Wallabies coach Michael Cheika is well aware of Australia's frailties up front, perceived or otherwise, and brought in former Argentina hooker Mario Ledesma, who also played in French club rugby, to work on the set piece earlier this year.
"Mario's been good," said Mumm. "He's got that balance of the Argentine and the European perspective on it from his time playing over there.
"So he understands the mentality associated with it and where scrummaging is concerned that's as big an element as any."
Mumm admits he returned to Australia "on a wing and a prayer" as far as his international future was concerned a couple of months ago and was "honoured and delighted" to get the start against New Zealand.
The grandson of an All Black and born in Auckland before moving to Australia as an infant, Mumm knows very well how deeply Saturday's defeat will be felt on the other side of the Tasman Sea.

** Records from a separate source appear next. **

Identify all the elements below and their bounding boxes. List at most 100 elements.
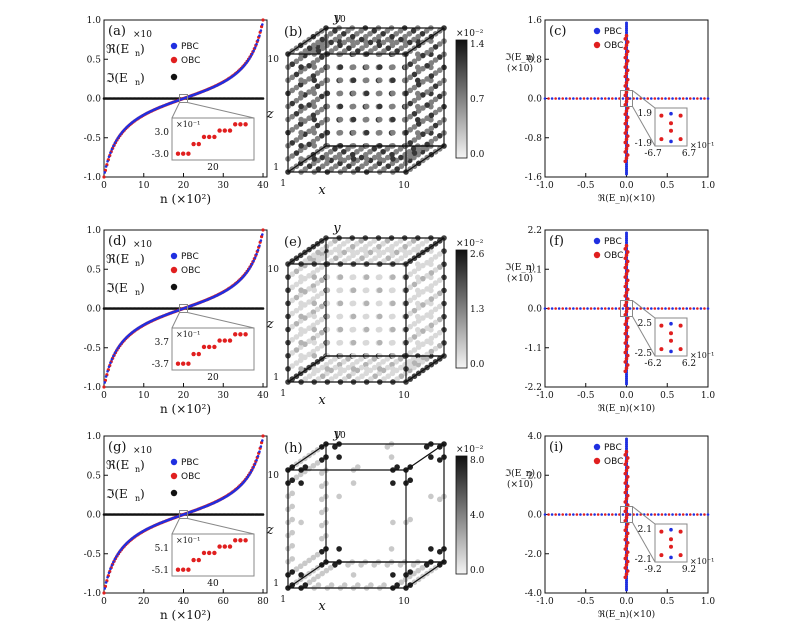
density-point bbox=[358, 364, 365, 371]
density-point bbox=[350, 77, 357, 84]
legend: ℜ(E n) PBC OBC ℑ(E n) bbox=[106, 458, 200, 503]
obc-point bbox=[674, 513, 678, 516]
pbc-point bbox=[564, 513, 568, 516]
density-point bbox=[310, 576, 317, 583]
pbc-point bbox=[625, 382, 628, 386]
density-point bbox=[311, 274, 318, 280]
density-point bbox=[289, 297, 296, 304]
obc-point bbox=[646, 97, 650, 100]
axis-label-z: z bbox=[266, 523, 274, 538]
density-point bbox=[411, 97, 418, 104]
density-point bbox=[376, 42, 383, 49]
obc-point bbox=[624, 497, 629, 501]
density-point bbox=[306, 115, 312, 122]
density-point bbox=[415, 108, 422, 114]
obc-point bbox=[703, 307, 706, 310]
density-point bbox=[297, 68, 304, 75]
density-point bbox=[328, 48, 335, 54]
density-point bbox=[314, 57, 321, 63]
density-point bbox=[390, 129, 396, 136]
obc-point bbox=[623, 247, 628, 251]
zoom-marker bbox=[620, 506, 633, 523]
density-point bbox=[354, 376, 361, 382]
density-point bbox=[297, 94, 304, 101]
density-point bbox=[397, 238, 404, 244]
pbc-point bbox=[109, 567, 112, 571]
density-point bbox=[289, 556, 296, 562]
density-point bbox=[349, 33, 356, 40]
pbc-point bbox=[543, 513, 547, 516]
legend-obc-marker bbox=[593, 41, 601, 49]
density-point bbox=[289, 490, 296, 497]
inset-point bbox=[669, 544, 673, 549]
density-point bbox=[420, 78, 426, 85]
density-point bbox=[324, 156, 331, 162]
legend-pbc-marker bbox=[170, 42, 178, 50]
density-point bbox=[345, 562, 351, 568]
complex-panel: -1.0 -0.5 0.0 0.5 1.0 1.6 0.8 0.0 -0.8 -1.6 ℜ(E_n)… bbox=[505, 16, 716, 204]
density-point bbox=[363, 77, 370, 84]
density-point bbox=[293, 150, 300, 156]
inset-ytick: 2.5 bbox=[638, 319, 653, 329]
density-point bbox=[311, 129, 318, 136]
obc-point bbox=[623, 528, 628, 532]
density-point bbox=[289, 153, 296, 159]
y-tick-label: 2.2 bbox=[528, 226, 542, 236]
y-tick-label: 2.0 bbox=[528, 471, 543, 481]
density-point bbox=[341, 166, 348, 172]
obc-point bbox=[261, 228, 265, 232]
obc-point bbox=[646, 513, 650, 516]
density-point bbox=[415, 68, 422, 75]
density-point bbox=[324, 64, 331, 70]
density-point bbox=[298, 116, 304, 123]
density-point bbox=[376, 326, 383, 333]
y-axis-scale: (×10) bbox=[507, 273, 533, 284]
density-point bbox=[310, 462, 317, 469]
density-point bbox=[302, 582, 309, 588]
obc-point bbox=[625, 316, 630, 320]
density-point bbox=[385, 255, 392, 262]
legend-obc-label: OBC bbox=[604, 41, 623, 51]
density-point bbox=[359, 255, 365, 262]
density-point bbox=[363, 103, 370, 110]
pbc-point bbox=[657, 97, 660, 100]
density-point bbox=[302, 560, 308, 567]
density-point bbox=[415, 304, 422, 311]
density-point bbox=[337, 313, 344, 320]
density-point bbox=[363, 42, 370, 49]
pbc-point bbox=[557, 97, 561, 100]
density-point bbox=[310, 554, 317, 561]
obc-point bbox=[623, 369, 628, 374]
obc-point bbox=[561, 97, 565, 100]
pbc-point bbox=[628, 307, 632, 310]
density-point bbox=[319, 570, 326, 577]
inset-point bbox=[217, 544, 222, 549]
density-point bbox=[389, 160, 396, 167]
obc-point bbox=[625, 344, 630, 348]
legend-imag-marker bbox=[170, 283, 178, 291]
density-point bbox=[420, 52, 426, 59]
density-point bbox=[323, 361, 330, 368]
colorbar-tick: 2.6 bbox=[470, 250, 485, 260]
pbc-point bbox=[671, 307, 674, 310]
inset-xtick: -6.2 bbox=[644, 359, 661, 369]
obc-point bbox=[703, 513, 706, 516]
obc-point bbox=[623, 341, 628, 345]
pbc-point bbox=[635, 97, 639, 100]
density-point bbox=[306, 272, 312, 279]
obc-point bbox=[575, 513, 579, 516]
obc-point bbox=[646, 307, 650, 310]
density-point bbox=[428, 322, 435, 329]
density-point bbox=[411, 320, 418, 327]
y-tick-label: 0.0 bbox=[528, 95, 543, 105]
density-point bbox=[420, 341, 426, 348]
colorbar-tick: 0.0 bbox=[470, 360, 485, 370]
density-point bbox=[381, 258, 387, 264]
colorbar bbox=[455, 249, 468, 369]
density-point bbox=[337, 103, 344, 110]
density-point bbox=[350, 103, 357, 110]
obc-point bbox=[624, 478, 629, 482]
density-point bbox=[410, 356, 417, 362]
pbc-point bbox=[250, 52, 254, 55]
density-point bbox=[411, 294, 418, 301]
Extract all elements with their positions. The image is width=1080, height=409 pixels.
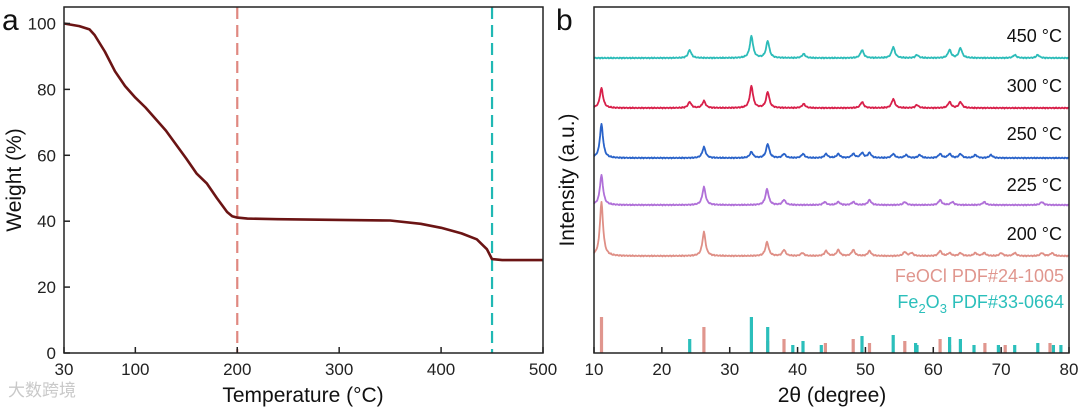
b-x-tick-label: 30 (720, 360, 739, 379)
feocl-reference-stick (938, 339, 942, 353)
panel-b-xrd-chart: b 10 20 30 40 50 60 70 80 450 °C 300 °C 250 °C 225… (556, 4, 1078, 407)
panel-a-weight-curve (63, 22, 543, 262)
panel-b-reference-sticks (599, 317, 1063, 353)
feocl-reference-stick (903, 341, 907, 353)
feocl-reference-stick (823, 343, 827, 353)
a-x-tick-label: 30 (55, 360, 74, 379)
feocl-reference-stick (702, 327, 706, 353)
xrd-pattern-250c (593, 123, 1070, 160)
a-x-tick-label: 500 (529, 360, 557, 379)
series-label-300c: 300 °C (1007, 76, 1062, 96)
panel-b-series-labels: 450 °C 300 °C 250 °C 225 °C 200 °C (1007, 26, 1062, 244)
feocl-reference-label: FeOCl PDF#24-1005 (895, 266, 1064, 286)
a-y-tick-label: 100 (28, 14, 56, 33)
panel-b-letter: b (556, 4, 573, 37)
xrd-pattern-300c (593, 84, 1070, 110)
feocl-reference-stick (1003, 345, 1007, 353)
panel-b-plot-frame (593, 6, 1070, 354)
panel-b-xrd-patterns (593, 34, 1070, 258)
fe2o3-reference-stick (1051, 345, 1055, 353)
series-label-200c: 200 °C (1007, 224, 1062, 244)
panel-b-y-axis-label: Intensity (a.u.) (556, 113, 579, 246)
a-x-tick-label: 300 (325, 360, 353, 379)
fe2o3-reference-stick (1059, 345, 1063, 353)
feocl-reference-stick (983, 343, 987, 353)
fe2o3-reference-stick (948, 337, 952, 353)
b-x-tick-label: 80 (1060, 360, 1079, 379)
b-x-tick-label: 60 (924, 360, 943, 379)
fe2o3-reference-stick (791, 345, 795, 353)
panel-b-x-axis-label: 2θ (degree) (778, 384, 887, 407)
fe2o3-reference-stick (915, 345, 919, 353)
panel-a-x-axis-label: Temperature (°C) (222, 384, 383, 407)
a-y-tick-label: 60 (37, 146, 56, 165)
fe2o3-reference-stick (1036, 343, 1040, 353)
a-x-tick-label: 200 (223, 360, 251, 379)
panel-a-y-axis-label: Weight (%) (3, 128, 26, 231)
panel-a-tga-chart: a 30 100 200 300 400 500 0 20 40 60 80 100 Tempera… (2, 4, 557, 407)
a-y-tick-label: 20 (37, 278, 56, 297)
b-x-tick-label: 20 (652, 360, 671, 379)
fe2o3-reference-stick (996, 345, 1000, 353)
b-x-tick-label: 50 (856, 360, 875, 379)
feocl-reference-stick (851, 339, 855, 353)
b-x-tick-label: 40 (788, 360, 807, 379)
fe2o3-reference-stick (958, 339, 962, 353)
panel-a-y-ticks: 0 20 40 60 80 100 (28, 14, 70, 363)
panel-b-x-ticks: 10 20 30 40 50 60 70 80 (585, 347, 1079, 379)
feocl-reference-stick (1048, 343, 1052, 353)
a-y-tick-label: 80 (37, 80, 56, 99)
b-x-tick-label: 70 (992, 360, 1011, 379)
fe2o3-reference-label: Fe2O3 PDF#33-0664 (897, 292, 1064, 316)
xrd-pattern-200c (593, 200, 1070, 258)
xrd-pattern-225c (593, 173, 1070, 207)
fe2o3-reference-stick (688, 339, 692, 353)
series-label-450c: 450 °C (1007, 26, 1062, 46)
series-label-250c: 250 °C (1007, 124, 1062, 144)
feocl-reference-stick (782, 339, 786, 353)
feocl-reference-stick (867, 343, 872, 353)
a-y-tick-label: 40 (37, 212, 56, 231)
fe2o3-reference-stick (891, 335, 895, 353)
a-x-tick-label: 100 (121, 360, 149, 379)
fe2o3-reference-stick (1013, 345, 1017, 353)
b-x-tick-label: 10 (585, 360, 604, 379)
panel-a-reference-lines (236, 7, 494, 353)
fe2o3-reference-stick (819, 345, 823, 353)
watermark: 大数跨境 (8, 381, 76, 401)
a-y-tick-label: 0 (47, 344, 56, 363)
a-x-tick-label: 400 (427, 360, 455, 379)
fe2o3-reference-stick (860, 336, 864, 353)
panel-a-x-ticks: 30 100 200 300 400 500 (55, 347, 557, 379)
fe2o3-reference-stick (972, 345, 976, 353)
fe2o3-reference-stick (766, 327, 770, 353)
fe2o3-reference-stick (749, 317, 753, 353)
panel-a-letter: a (2, 4, 19, 37)
series-label-225c: 225 °C (1007, 175, 1062, 195)
xrd-pattern-450c (593, 34, 1070, 60)
panel-a-plot-frame (63, 6, 544, 354)
feocl-reference-stick (599, 317, 604, 353)
fe2o3-reference-stick (801, 341, 805, 353)
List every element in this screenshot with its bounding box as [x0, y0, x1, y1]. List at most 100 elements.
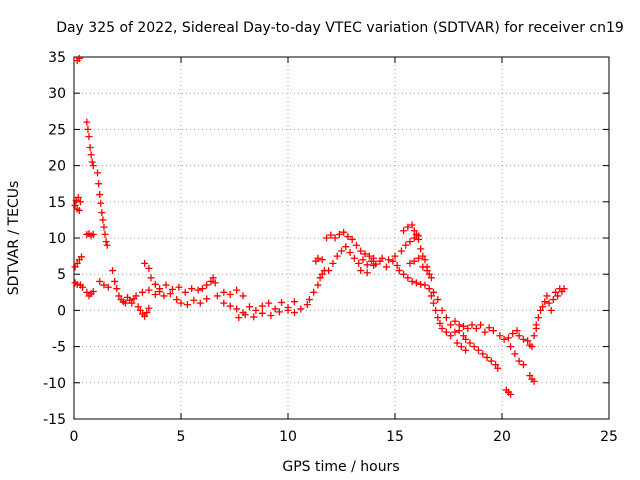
data-point [245, 303, 253, 311]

He is equally aware of what that means for Saturday's Bledisloe Cup encounter at Eden Park, where New Zealand last lost in 1994 and Australia last beat the All Blacks in 1986.
"New Zealand are the best team in the world because they're consistent, aren't they?" he said.
"They won't have a performance they weren't happy with and repeat it a week later. We're expecting a pretty full on kiwi response at ground they love to play on.
"It's a very tough task, many teams have struggled there, but it's a task we're very much looking forward to."